I love the variety. I love how the place is a massive Benetton ad but not just with skin color. Some of the most destitute human beings I’ve ever seen are in this back room along side multi-millionaires and it’s like this all the time, every day. True, the rich are usually just here for an hour before their trains to Westchester or Long Island come rolling in, but it’s a major part of their lives, just as it is for the smelly junkies, rabid Rangers and Knicks super fans, and orange Jersey teenie-boppers. What else are all these people going to have in common other than Penn Station?

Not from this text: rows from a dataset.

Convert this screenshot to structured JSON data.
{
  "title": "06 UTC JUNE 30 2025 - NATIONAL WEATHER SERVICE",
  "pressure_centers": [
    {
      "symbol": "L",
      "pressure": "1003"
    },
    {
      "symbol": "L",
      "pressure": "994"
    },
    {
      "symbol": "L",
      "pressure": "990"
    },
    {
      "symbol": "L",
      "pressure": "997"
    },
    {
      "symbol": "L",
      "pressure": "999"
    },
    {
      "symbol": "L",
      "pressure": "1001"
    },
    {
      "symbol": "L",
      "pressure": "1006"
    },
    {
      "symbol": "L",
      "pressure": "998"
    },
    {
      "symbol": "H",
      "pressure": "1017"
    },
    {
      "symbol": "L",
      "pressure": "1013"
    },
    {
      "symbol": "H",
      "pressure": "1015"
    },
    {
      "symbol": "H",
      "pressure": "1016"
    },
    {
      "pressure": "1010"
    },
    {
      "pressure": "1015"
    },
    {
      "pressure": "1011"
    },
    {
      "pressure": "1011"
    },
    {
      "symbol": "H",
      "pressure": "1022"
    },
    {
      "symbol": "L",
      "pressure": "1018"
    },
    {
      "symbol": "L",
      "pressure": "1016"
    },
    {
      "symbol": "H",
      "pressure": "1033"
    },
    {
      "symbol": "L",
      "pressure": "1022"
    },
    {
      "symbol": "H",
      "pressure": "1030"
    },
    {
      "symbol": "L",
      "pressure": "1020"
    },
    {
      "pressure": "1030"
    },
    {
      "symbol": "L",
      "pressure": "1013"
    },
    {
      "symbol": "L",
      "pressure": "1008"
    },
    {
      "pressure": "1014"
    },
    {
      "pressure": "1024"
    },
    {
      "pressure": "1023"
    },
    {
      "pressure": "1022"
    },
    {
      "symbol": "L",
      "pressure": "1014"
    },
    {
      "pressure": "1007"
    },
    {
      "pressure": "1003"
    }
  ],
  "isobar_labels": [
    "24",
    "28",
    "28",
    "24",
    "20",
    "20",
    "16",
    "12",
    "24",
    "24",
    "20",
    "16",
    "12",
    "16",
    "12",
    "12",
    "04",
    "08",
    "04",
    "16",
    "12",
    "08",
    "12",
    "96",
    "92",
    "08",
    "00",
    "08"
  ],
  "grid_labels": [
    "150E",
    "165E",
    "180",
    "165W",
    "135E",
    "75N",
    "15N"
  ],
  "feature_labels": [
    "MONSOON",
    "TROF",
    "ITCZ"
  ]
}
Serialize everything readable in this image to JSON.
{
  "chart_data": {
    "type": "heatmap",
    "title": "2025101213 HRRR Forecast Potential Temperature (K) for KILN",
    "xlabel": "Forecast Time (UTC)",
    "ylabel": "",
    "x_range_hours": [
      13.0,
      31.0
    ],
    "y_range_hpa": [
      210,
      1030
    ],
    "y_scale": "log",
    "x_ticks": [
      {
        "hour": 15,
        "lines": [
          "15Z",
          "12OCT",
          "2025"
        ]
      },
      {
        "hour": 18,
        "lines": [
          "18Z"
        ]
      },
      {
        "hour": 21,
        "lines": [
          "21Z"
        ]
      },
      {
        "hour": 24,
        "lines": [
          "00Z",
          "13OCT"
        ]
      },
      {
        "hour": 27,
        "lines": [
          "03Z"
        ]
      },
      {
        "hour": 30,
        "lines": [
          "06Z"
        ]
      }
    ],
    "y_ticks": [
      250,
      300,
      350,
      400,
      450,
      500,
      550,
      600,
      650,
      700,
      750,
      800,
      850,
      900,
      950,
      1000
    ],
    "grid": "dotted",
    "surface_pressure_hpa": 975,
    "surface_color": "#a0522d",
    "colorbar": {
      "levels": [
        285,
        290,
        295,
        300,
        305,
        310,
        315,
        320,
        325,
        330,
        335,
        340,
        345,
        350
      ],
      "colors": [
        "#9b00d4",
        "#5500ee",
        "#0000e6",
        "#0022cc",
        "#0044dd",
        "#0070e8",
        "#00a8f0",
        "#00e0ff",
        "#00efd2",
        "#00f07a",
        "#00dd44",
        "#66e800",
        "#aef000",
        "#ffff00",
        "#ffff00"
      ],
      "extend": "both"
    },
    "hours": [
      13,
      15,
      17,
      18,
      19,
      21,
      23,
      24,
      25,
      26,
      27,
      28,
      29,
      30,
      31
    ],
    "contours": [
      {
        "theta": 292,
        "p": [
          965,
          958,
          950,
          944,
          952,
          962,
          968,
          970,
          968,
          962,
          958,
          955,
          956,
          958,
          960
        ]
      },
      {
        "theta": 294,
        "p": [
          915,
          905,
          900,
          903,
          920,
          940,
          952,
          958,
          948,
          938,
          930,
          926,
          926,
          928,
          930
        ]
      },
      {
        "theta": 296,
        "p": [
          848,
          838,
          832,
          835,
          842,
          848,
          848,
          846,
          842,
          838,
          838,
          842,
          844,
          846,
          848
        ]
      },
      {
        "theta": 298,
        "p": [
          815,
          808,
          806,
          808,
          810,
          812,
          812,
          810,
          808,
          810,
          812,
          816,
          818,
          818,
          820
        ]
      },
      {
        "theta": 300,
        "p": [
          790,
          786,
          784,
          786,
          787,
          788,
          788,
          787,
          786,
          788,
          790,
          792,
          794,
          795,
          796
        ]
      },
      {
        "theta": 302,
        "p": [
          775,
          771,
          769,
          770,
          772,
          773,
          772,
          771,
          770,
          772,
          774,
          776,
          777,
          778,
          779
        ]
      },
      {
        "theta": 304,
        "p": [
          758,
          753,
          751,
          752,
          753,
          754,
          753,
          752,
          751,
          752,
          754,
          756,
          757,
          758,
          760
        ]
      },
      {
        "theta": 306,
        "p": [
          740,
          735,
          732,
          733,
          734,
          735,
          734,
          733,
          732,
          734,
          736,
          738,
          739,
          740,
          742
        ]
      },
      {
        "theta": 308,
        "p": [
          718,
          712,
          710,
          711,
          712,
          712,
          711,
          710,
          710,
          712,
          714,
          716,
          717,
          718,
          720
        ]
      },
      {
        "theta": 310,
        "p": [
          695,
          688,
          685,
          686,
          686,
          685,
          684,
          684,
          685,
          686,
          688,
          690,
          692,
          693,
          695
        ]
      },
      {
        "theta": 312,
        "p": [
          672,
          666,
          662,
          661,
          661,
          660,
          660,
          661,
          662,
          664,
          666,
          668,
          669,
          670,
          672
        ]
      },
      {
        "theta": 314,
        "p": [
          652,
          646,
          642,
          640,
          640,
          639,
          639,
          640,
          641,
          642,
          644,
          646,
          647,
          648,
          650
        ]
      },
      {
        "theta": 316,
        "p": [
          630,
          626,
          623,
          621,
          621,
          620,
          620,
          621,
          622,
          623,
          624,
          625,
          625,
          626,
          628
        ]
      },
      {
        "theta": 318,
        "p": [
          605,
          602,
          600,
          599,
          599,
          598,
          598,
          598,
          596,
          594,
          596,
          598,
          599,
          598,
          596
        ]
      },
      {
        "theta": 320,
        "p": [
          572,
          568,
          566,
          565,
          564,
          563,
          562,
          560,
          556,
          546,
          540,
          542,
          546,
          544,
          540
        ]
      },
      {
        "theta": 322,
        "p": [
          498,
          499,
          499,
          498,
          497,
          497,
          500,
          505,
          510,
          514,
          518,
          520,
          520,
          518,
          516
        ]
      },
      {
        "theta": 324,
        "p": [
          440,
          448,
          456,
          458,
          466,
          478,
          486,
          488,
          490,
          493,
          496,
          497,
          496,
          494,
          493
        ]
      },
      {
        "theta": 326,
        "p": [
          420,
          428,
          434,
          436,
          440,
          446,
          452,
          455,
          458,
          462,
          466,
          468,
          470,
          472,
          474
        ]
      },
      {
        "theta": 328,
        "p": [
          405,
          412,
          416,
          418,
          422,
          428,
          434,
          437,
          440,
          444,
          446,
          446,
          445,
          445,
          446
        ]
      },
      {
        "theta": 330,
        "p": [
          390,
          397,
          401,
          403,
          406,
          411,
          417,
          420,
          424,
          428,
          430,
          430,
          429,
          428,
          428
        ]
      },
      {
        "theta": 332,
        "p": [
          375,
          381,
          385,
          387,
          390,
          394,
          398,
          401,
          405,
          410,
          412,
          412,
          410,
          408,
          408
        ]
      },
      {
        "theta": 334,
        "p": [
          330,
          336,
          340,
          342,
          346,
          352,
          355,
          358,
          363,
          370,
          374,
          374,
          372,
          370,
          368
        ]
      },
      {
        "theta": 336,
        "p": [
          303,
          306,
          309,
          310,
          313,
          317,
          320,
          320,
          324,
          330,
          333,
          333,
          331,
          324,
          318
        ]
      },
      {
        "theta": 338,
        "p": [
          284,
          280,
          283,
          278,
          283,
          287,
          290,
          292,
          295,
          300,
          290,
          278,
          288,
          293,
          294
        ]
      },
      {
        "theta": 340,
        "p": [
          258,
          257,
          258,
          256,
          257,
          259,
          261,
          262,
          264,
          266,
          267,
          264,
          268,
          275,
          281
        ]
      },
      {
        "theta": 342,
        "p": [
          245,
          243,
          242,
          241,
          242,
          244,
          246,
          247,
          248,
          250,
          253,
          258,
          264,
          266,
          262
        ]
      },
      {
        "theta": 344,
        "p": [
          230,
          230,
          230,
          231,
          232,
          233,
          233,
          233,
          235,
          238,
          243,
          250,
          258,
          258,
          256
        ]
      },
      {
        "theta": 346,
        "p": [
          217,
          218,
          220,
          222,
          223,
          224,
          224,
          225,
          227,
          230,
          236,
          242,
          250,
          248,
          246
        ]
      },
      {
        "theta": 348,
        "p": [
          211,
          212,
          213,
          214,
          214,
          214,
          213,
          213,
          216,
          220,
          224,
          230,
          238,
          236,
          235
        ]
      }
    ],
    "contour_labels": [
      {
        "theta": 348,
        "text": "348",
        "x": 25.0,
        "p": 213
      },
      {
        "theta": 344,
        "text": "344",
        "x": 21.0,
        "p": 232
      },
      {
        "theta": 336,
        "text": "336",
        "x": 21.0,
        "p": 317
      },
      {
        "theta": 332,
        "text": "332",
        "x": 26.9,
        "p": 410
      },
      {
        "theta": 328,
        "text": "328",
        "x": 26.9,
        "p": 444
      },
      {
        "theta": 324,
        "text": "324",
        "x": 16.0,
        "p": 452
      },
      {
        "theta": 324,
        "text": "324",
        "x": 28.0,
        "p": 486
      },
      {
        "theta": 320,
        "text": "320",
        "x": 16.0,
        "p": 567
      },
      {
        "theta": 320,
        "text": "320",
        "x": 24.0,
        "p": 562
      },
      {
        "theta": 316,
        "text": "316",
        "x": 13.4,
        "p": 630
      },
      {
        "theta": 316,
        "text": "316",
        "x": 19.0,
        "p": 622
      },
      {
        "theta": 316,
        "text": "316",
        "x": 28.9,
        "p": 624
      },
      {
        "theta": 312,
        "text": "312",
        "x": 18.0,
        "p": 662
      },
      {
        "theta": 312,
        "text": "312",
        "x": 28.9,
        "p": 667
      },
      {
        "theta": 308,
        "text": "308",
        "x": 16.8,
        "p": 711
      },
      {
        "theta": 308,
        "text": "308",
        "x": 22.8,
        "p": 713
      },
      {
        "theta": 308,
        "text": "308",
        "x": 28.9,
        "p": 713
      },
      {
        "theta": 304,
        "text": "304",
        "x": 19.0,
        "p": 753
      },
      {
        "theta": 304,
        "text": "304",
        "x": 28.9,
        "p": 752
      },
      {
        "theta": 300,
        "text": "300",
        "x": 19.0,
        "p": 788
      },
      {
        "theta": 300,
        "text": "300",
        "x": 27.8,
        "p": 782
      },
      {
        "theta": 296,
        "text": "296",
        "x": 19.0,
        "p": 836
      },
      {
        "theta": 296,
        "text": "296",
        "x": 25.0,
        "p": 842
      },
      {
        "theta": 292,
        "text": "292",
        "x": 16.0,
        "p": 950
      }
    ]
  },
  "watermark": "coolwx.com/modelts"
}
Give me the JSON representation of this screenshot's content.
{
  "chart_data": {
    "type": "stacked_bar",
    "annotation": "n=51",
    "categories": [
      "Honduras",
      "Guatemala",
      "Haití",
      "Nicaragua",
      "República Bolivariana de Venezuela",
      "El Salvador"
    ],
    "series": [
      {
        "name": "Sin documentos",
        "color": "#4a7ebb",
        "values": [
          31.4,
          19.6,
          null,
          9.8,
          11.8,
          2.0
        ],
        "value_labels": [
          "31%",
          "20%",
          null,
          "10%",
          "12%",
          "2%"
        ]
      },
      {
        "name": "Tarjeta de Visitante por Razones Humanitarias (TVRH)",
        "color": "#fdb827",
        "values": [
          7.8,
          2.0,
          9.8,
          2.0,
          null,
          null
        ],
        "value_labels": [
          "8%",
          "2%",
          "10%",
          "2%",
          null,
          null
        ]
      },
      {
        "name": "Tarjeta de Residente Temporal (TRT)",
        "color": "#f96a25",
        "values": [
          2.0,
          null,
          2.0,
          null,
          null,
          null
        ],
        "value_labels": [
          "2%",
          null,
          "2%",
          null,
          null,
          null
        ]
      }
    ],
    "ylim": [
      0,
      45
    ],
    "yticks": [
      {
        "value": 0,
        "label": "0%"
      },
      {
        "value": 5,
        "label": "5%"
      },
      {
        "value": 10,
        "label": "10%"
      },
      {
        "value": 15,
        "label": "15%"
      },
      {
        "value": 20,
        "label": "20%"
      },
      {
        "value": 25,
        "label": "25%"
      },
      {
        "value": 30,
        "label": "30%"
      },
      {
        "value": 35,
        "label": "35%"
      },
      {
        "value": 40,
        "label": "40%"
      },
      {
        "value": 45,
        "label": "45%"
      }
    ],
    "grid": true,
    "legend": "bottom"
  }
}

I could people watch here for hours. I’m shocked that no one has done a documentary on this place, there is a wealth of material.
The best thing I saw was a black guy around my age with his little four-year old daughter. She saw some on duty cops and ran over to them to say Hi and get a free sticker. The dad did not approve and gave the cops the eye. She didn’t care though, she acted like she was talking to two Princes. As he dragged her away she screamed back, “Thank you policemen, have a good day!” The cops, two white guys of Irish descent, were visibly touched and blew her kisses. I don’t know what it is, but this crowded, dirty, smelly, dilapidated train station seems to bring out the best in people.
If you ever have a few hours to kill in New York City and want to examine the human experience in all of its forms and socio-economic conditions, go to Penn Station, take a stroll from one side to the other, and prepare for your education.